Check the absolute basics before diving deeper in deeper into debugging a problem with various other tools. In my experience an extremely high percentage of times the problem is due to some form of human error or something primitive like “is it on?”
Here is an example of a problem I ran into last week and spent hours debugging. Unfortunately, I did not follow my own rule carefully and was reminded of it after resolving the issue. I use Docker on an ARM64 Mac and that could sometimes require setting platform flags when building and/or running containers between ARM and x86 architectures.

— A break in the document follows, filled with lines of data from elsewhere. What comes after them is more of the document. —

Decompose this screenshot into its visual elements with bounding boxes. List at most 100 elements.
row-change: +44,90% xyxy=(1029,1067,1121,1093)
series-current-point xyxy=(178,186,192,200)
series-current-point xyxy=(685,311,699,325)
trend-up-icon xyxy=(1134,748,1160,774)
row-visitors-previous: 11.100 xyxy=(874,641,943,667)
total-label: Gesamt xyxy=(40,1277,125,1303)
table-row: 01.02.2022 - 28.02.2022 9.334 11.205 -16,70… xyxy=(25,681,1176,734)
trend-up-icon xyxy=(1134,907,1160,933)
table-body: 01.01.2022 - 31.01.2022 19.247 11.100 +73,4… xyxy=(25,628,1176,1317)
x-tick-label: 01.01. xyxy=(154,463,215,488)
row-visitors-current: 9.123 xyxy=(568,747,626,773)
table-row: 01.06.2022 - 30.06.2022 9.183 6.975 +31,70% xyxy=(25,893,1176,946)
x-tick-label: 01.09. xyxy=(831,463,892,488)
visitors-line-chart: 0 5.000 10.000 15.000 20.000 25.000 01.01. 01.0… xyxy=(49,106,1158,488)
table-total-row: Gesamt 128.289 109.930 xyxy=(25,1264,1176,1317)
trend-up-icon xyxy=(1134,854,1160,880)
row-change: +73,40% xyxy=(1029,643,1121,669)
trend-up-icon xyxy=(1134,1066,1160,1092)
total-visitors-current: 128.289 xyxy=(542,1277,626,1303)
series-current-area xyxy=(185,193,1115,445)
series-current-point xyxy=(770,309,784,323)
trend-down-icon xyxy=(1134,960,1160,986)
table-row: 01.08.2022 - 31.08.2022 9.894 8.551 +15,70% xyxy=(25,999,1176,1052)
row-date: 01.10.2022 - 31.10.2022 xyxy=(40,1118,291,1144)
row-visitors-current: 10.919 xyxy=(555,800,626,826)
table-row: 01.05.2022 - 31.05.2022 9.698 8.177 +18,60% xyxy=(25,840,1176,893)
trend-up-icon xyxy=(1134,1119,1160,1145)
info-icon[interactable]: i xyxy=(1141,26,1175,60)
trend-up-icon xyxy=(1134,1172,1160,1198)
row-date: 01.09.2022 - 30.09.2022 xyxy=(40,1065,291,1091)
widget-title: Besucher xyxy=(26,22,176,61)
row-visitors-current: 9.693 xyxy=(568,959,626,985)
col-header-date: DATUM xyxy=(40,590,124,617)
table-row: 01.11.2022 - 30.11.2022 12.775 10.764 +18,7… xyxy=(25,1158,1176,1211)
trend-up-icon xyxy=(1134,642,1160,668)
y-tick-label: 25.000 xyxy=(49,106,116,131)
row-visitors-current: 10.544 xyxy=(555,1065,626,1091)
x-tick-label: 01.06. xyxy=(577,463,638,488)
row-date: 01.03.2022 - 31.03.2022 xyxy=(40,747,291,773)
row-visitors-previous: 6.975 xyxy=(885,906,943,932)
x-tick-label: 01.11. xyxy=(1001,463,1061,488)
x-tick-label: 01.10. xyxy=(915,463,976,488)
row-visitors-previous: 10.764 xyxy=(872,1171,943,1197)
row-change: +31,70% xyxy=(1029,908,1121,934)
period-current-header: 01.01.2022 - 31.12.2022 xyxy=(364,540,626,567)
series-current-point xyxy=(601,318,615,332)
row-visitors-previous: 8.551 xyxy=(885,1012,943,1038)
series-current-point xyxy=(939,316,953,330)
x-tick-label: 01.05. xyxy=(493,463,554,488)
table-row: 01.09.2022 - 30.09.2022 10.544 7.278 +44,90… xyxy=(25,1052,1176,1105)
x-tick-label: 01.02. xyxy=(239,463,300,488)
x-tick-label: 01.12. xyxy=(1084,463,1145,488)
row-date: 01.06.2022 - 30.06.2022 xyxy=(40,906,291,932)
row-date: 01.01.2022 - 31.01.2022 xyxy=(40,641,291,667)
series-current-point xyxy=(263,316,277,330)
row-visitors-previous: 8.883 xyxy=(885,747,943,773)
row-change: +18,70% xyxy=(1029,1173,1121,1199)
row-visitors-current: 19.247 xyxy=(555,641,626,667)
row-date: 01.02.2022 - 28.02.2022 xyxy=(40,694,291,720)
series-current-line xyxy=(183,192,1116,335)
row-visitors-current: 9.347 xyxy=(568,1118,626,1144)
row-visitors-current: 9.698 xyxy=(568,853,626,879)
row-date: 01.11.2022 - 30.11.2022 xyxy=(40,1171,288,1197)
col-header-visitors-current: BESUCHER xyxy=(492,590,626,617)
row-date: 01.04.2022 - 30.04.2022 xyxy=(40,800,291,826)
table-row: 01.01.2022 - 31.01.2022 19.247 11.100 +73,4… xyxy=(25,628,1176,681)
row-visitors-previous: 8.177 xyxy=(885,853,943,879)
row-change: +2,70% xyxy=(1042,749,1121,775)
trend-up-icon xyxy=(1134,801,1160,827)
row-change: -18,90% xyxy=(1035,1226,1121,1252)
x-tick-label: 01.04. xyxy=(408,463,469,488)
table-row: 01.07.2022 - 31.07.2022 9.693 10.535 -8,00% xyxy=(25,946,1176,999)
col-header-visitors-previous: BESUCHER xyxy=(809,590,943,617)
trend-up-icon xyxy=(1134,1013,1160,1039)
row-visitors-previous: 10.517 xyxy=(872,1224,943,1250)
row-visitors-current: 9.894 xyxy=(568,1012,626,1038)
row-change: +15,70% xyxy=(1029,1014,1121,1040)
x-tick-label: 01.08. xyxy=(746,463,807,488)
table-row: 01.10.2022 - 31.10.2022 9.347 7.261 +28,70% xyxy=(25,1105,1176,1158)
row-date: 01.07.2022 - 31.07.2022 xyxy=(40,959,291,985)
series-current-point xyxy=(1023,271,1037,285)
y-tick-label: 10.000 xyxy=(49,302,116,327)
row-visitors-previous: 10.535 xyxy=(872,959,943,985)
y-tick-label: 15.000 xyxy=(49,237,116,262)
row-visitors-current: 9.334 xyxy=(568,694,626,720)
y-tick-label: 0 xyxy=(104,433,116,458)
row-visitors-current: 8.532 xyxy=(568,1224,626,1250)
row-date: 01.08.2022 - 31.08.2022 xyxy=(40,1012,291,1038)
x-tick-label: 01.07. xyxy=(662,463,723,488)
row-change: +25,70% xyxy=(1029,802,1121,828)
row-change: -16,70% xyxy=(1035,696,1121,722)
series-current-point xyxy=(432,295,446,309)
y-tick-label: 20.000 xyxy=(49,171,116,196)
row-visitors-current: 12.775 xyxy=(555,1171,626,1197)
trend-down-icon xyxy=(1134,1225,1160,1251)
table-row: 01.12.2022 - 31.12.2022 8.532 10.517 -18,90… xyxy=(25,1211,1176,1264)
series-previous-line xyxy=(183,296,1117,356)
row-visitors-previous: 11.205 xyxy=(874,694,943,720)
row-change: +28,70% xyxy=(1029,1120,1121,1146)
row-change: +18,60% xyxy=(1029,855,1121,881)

I wrote my Dockerfile, added an entrypoint.sh script, built my container, and when I ran the container, I got an error:
exec ./entrypoint.sh: exec format error
Googling around, the exact error is most common due to platform mix-ups, so I begin toggling platform flags on how I am building and running the container without resolution. It gets even stranger, because if I override the entry point and execute the entrypoint.sh from inside the container the script runs fine. After:
- Rebuilding the container several times with various combinations of platform flags
- Inspecting and even switching my Mac Docker runtimes
- Running in native Docker on a Linux VM
- More time spent Googling around
I ran out of ideas, so I asked my colleague for help and to look at my entrypoint.sh script. As I do Command+a to copy and paste the script to him I see it:
#!/usr/bin/env bash
...
Is that space character before the shebang really the problem? It sure is! Check the basics! I’m not sure how it got in there, but we see another case where the problem was not difficult at all to solve, just harder to spot without first checking the absolute basics.